Maybe he could have turned away if he thought they were just going to give Roddy a beating, but he’d seen that look fired across the canteen earlier by Tally Shavell. It was only a fleeting stare, but in Libreville that was often all you got as warning. The last two on the end of that same look from Tally had both been killed; one with a shiv through the neck in the showers, the other garrotted with a guitar string. There was no reason to believe that with Roddy it would be any different, especially after the beating Tally had given him five months back. Tally didn’t issue second warnings.

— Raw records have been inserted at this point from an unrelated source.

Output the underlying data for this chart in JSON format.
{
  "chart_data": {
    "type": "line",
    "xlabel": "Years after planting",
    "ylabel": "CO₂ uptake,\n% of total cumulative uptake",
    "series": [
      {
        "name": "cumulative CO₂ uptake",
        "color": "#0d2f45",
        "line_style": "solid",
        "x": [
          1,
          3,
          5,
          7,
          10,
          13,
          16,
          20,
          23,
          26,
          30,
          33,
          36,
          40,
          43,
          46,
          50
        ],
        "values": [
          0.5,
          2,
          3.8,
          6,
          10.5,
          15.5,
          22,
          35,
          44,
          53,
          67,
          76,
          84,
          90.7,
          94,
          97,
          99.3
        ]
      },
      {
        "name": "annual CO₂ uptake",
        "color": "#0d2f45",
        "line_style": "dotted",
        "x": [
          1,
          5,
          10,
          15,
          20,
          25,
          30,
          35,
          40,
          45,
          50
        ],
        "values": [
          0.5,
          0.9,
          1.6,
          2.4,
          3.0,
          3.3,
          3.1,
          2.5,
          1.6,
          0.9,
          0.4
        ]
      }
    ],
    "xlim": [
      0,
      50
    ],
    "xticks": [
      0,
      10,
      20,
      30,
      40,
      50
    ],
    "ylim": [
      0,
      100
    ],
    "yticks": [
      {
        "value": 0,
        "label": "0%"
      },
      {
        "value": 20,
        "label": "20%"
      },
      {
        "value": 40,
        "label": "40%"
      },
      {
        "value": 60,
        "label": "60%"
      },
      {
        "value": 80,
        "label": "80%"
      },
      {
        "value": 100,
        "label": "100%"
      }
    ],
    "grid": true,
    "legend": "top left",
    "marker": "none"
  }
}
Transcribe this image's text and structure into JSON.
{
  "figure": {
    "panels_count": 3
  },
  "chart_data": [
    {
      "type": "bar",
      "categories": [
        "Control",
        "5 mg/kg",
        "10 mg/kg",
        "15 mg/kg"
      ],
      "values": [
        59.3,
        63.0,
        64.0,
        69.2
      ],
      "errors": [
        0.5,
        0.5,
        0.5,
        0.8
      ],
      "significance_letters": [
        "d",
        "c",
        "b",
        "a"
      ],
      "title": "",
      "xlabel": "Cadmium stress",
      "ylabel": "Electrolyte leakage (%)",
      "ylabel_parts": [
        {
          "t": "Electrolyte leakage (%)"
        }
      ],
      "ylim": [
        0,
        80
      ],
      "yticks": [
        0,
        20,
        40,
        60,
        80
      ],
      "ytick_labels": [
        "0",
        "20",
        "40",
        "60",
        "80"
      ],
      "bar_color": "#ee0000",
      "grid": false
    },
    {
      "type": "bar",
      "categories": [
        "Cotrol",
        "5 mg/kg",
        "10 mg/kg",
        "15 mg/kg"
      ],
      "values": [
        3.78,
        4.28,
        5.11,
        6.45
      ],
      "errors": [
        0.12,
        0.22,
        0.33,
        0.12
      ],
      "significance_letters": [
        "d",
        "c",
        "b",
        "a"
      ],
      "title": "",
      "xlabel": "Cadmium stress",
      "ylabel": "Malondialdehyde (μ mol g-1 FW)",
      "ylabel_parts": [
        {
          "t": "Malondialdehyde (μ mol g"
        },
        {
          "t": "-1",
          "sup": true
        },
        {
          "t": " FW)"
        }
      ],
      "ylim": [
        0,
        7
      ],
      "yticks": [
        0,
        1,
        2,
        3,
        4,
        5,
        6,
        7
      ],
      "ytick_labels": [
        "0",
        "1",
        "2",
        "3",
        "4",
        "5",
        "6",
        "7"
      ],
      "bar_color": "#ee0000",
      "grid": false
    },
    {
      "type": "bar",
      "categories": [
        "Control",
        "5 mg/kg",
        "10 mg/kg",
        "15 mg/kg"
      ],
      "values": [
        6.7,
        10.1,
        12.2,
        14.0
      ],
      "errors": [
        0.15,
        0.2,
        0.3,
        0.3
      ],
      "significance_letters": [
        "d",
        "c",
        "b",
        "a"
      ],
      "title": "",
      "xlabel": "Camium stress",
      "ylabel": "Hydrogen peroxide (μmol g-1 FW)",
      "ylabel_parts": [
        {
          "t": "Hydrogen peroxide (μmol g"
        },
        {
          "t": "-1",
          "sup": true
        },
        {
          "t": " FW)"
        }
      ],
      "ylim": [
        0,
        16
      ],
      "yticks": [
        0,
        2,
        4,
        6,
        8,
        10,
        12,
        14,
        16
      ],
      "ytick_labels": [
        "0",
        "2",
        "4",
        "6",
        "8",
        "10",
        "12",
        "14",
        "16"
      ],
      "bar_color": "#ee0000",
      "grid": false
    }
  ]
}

Larry looked towards his cell’s makeshift altar with its array of photos for inspiration: his mother who’d died after a stroke on year five of his sentence, ten months after his appeal failed; his father who’d died when he was only fourteen, mercifully before he’d started to slip into bad ways; his wife, Francine, who hadn’t visited him for the first five years and after that only infrequently, depending on her current-partner-situation, though they still hadn’t divorced yet; his son, Joshua, now twelve, who, except for some recent e-mail contact, he’d seen at most half-a-dozen times over the years – occasional birthdays and at Christmas-time. The only one not represented from his family was his elder sister, who’d disowned him the day of his incarceration, told his mother – as if she didn’t already have enough heartbreak that day – that as far as she was concerned ‘he no longer exists’.